Sono invece necessari 36 anni di contributi per un’ulteriore categoria beneficiaria dell’Ape sociale, gli addetti ai lavori faticosi e pesanti: si tratta di coloro che hanno prestato per almeno 6 anni negli ultimi 7 anni un’attività lavorativa particolarmente difficoltosa o rischiosa. L’attività rischiosa o pesante, nel dettaglio, deve far parte dell’elenco di professioni di seguito indicato:

  • operai dell’industria estrattiva, dell’edilizia e della manutenzione degli edifici;
  • conduttori di gru, di macchinari mobili per la perforazione nelle costruzioni; • conciatori di pelli e di pellicce;
  • conduttori di convogli ferroviari e personale viaggiante;
  • conduttori di mezzi pesanti e camion;
  • professioni sanitarie infermieristiche ed ostetriche ospedaliere con lavoro organizzato in turni;
  • addetti all’assistenza personale di persone in condizioni di non autosufficienza;
  • professori di scuola pre-primaria;
  • facchini, addetti allo spostamento merci ed assimilati;
  • personale non qualificato addetto ai servizi di pulizia;
  • operatori ecologici e altri raccoglitori e separatori di rifiuti.

Ape sociale donne

L’Ape sociale rosa, o Ape sociale donne, come anticipato, consiste in una nuova proposta che consentirebbe di ottenere l’Ape sociale, per le lavoratrici rientranti nelle categorie tutelate,  con uno “sconto” di 1 anno per ogni figlio.
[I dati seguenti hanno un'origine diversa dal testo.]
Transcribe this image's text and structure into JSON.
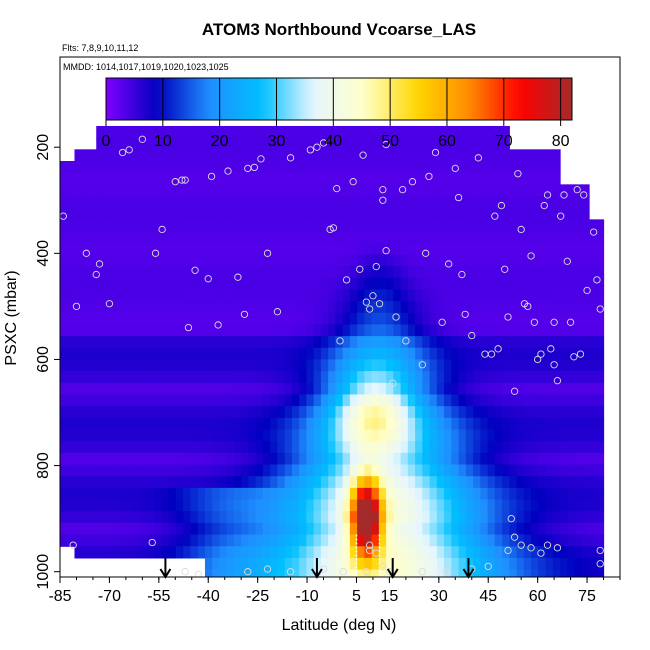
{
  "chart_data": {
    "type": "heatmap",
    "title": "ATOM3 Northbound Vcoarse_LAS",
    "flights_label": "Flts: 7,8,9,10,11,12",
    "dates_label": "MMDD: 1014,1017,1019,1020,1023,1025",
    "xlabel": "Latitude (deg N)",
    "ylabel": "PSXC (mbar)",
    "xlim": [
      -85,
      85
    ],
    "ylim": [
      1010,
      30
    ],
    "x_ticks": [
      -85,
      -70,
      -55,
      -40,
      -25,
      -10,
      5,
      15,
      30,
      45,
      60,
      75
    ],
    "x_tick_labels": [
      "-85",
      "-70",
      "-55",
      "-40",
      "-25",
      "-10",
      "5",
      "15",
      "30",
      "45",
      "60",
      "75"
    ],
    "y_ticks": [
      200,
      400,
      600,
      800,
      1000
    ],
    "y_tick_labels": [
      "200",
      "400",
      "600",
      "800",
      "1000"
    ],
    "colorbar": {
      "range": [
        0,
        82
      ],
      "ticks": [
        0,
        10,
        20,
        30,
        40,
        50,
        60,
        70,
        80
      ],
      "tick_labels": [
        "0",
        "10",
        "20",
        "30",
        "40",
        "50",
        "60",
        "70",
        "80"
      ],
      "colors": [
        "#7f00ff",
        "#0000bf",
        "#1f8fff",
        "#00bfff",
        "#e6f6ff",
        "#ffffc8",
        "#ffd700",
        "#ff8c00",
        "#ff0000",
        "#a52a2a"
      ]
    },
    "flight_markers_lat": [
      -53,
      -7,
      16,
      39
    ],
    "cloud_band_lat": [
      5,
      12
    ],
    "sample_points": [
      {
        "lat": -84,
        "p": 330
      },
      {
        "lat": -80,
        "p": 500
      },
      {
        "lat": -77,
        "p": 400
      },
      {
        "lat": -74,
        "p": 440
      },
      {
        "lat": -73,
        "p": 420
      },
      {
        "lat": -70,
        "p": 495
      },
      {
        "lat": -66,
        "p": 210
      },
      {
        "lat": -64,
        "p": 205
      },
      {
        "lat": -60,
        "p": 185
      },
      {
        "lat": -56,
        "p": 400
      },
      {
        "lat": -54,
        "p": 355
      },
      {
        "lat": -50,
        "p": 265
      },
      {
        "lat": -48,
        "p": 262
      },
      {
        "lat": -47,
        "p": 262
      },
      {
        "lat": -46,
        "p": 540
      },
      {
        "lat": -44,
        "p": 432
      },
      {
        "lat": -40,
        "p": 448
      },
      {
        "lat": -39,
        "p": 255
      },
      {
        "lat": -37,
        "p": 535
      },
      {
        "lat": -34,
        "p": 245
      },
      {
        "lat": -31,
        "p": 445
      },
      {
        "lat": -29,
        "p": 515
      },
      {
        "lat": -28,
        "p": 240
      },
      {
        "lat": -26,
        "p": 238
      },
      {
        "lat": -24,
        "p": 222
      },
      {
        "lat": -22,
        "p": 400
      },
      {
        "lat": -19,
        "p": 510
      },
      {
        "lat": -15,
        "p": 220
      },
      {
        "lat": -9,
        "p": 205
      },
      {
        "lat": -7,
        "p": 200
      },
      {
        "lat": -5,
        "p": 192
      },
      {
        "lat": -3,
        "p": 355
      },
      {
        "lat": -2,
        "p": 352
      },
      {
        "lat": -1,
        "p": 278
      },
      {
        "lat": 0,
        "p": 565
      },
      {
        "lat": 2,
        "p": 450
      },
      {
        "lat": 4,
        "p": 265
      },
      {
        "lat": 6,
        "p": 430
      },
      {
        "lat": 7,
        "p": 215
      },
      {
        "lat": 8,
        "p": 492
      },
      {
        "lat": 9,
        "p": 505
      },
      {
        "lat": 10,
        "p": 480
      },
      {
        "lat": 11,
        "p": 425
      },
      {
        "lat": 12,
        "p": 495
      },
      {
        "lat": 13,
        "p": 280
      },
      {
        "lat": 13,
        "p": 300
      },
      {
        "lat": 14,
        "p": 395
      },
      {
        "lat": 14,
        "p": 195
      },
      {
        "lat": 16,
        "p": 645
      },
      {
        "lat": 17,
        "p": 520
      },
      {
        "lat": 19,
        "p": 280
      },
      {
        "lat": 20,
        "p": 565
      },
      {
        "lat": 22,
        "p": 265
      },
      {
        "lat": 25,
        "p": 610
      },
      {
        "lat": 26,
        "p": 400
      },
      {
        "lat": 27,
        "p": 255
      },
      {
        "lat": 29,
        "p": 210
      },
      {
        "lat": 31,
        "p": 530
      },
      {
        "lat": 33,
        "p": 420
      },
      {
        "lat": 35,
        "p": 240
      },
      {
        "lat": 36,
        "p": 295
      },
      {
        "lat": 37,
        "p": 440
      },
      {
        "lat": 38,
        "p": 515
      },
      {
        "lat": 40,
        "p": 555
      },
      {
        "lat": 42,
        "p": 220
      },
      {
        "lat": 44,
        "p": 590
      },
      {
        "lat": 46,
        "p": 590
      },
      {
        "lat": 47,
        "p": 330
      },
      {
        "lat": 48,
        "p": 580
      },
      {
        "lat": 49,
        "p": 310
      },
      {
        "lat": 50,
        "p": 430
      },
      {
        "lat": 51,
        "p": 520
      },
      {
        "lat": 52,
        "p": 900
      },
      {
        "lat": 53,
        "p": 660
      },
      {
        "lat": 54,
        "p": 250
      },
      {
        "lat": 55,
        "p": 355
      },
      {
        "lat": 56,
        "p": 495
      },
      {
        "lat": 57,
        "p": 500
      },
      {
        "lat": 58,
        "p": 405
      },
      {
        "lat": 59,
        "p": 530
      },
      {
        "lat": 60,
        "p": 600
      },
      {
        "lat": 61,
        "p": 590
      },
      {
        "lat": 62,
        "p": 310
      },
      {
        "lat": 63,
        "p": 290
      },
      {
        "lat": 64,
        "p": 580
      },
      {
        "lat": 65,
        "p": 610
      },
      {
        "lat": 65,
        "p": 530
      },
      {
        "lat": 66,
        "p": 640
      },
      {
        "lat": 67,
        "p": 330
      },
      {
        "lat": 68,
        "p": 290
      },
      {
        "lat": 69,
        "p": 415
      },
      {
        "lat": 70,
        "p": 530
      },
      {
        "lat": 71,
        "p": 595
      },
      {
        "lat": 72,
        "p": 280
      },
      {
        "lat": 73,
        "p": 590
      },
      {
        "lat": 74,
        "p": 290
      },
      {
        "lat": 75,
        "p": 470
      },
      {
        "lat": 77,
        "p": 360
      },
      {
        "lat": 78,
        "p": 450
      },
      {
        "lat": 79,
        "p": 505
      },
      {
        "lat": -81,
        "p": 950
      },
      {
        "lat": -57,
        "p": 945
      },
      {
        "lat": -47,
        "p": 1000
      },
      {
        "lat": -43,
        "p": 1005
      },
      {
        "lat": -28,
        "p": 1000
      },
      {
        "lat": -22,
        "p": 995
      },
      {
        "lat": -15,
        "p": 1000
      },
      {
        "lat": -5,
        "p": 995
      },
      {
        "lat": 1,
        "p": 1000
      },
      {
        "lat": 8,
        "p": 1000
      },
      {
        "lat": 13,
        "p": 990
      },
      {
        "lat": 15,
        "p": 1000
      },
      {
        "lat": 25,
        "p": 1000
      },
      {
        "lat": 32,
        "p": 1000
      },
      {
        "lat": 40,
        "p": 995
      },
      {
        "lat": 45,
        "p": 990
      },
      {
        "lat": 51,
        "p": 960
      },
      {
        "lat": 53,
        "p": 935
      },
      {
        "lat": 55,
        "p": 950
      },
      {
        "lat": 58,
        "p": 955
      },
      {
        "lat": 61,
        "p": 965
      },
      {
        "lat": 63,
        "p": 950
      },
      {
        "lat": 66,
        "p": 955
      },
      {
        "lat": 79,
        "p": 960
      },
      {
        "lat": 79,
        "p": 985
      },
      {
        "lat": 9,
        "p": 960
      },
      {
        "lat": 11,
        "p": 965
      },
      {
        "lat": 9,
        "p": 950
      }
    ]
  }
}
In buona sostanza, le appartenenti alle prime 3 categorie di destinatari dell’Ape sociale (invalidi, disoccupati e caregivers) potrebbero ottenere la prestazione, anziché con 30 anni di contributi,  con:

  • 29 anni di contributi, se hanno un figlio solo;
  • 28 anni, con 2 figli;
  • 27 anni, dai 3 figli in su.

Le addette a lavori faticosi e rischiosi, invece, otterrebbero l’Ape social con:

  • 35 anni di contributi, se hanno un figlio solo;
  • 34 anni, con 2 figli;
  • 33 anni, dai 3 figli in su.

Grazie a questo sconto, potrebbero rientrare nella platea dei destinatari dell’Ape sociale gran parte delle lavoratrici escluse a causa della discontinuità della carriera e dei “buchi” contributivi (spesso dovuti alla cura della famiglia, difficilmente conciliabile con l’attività lavorativa).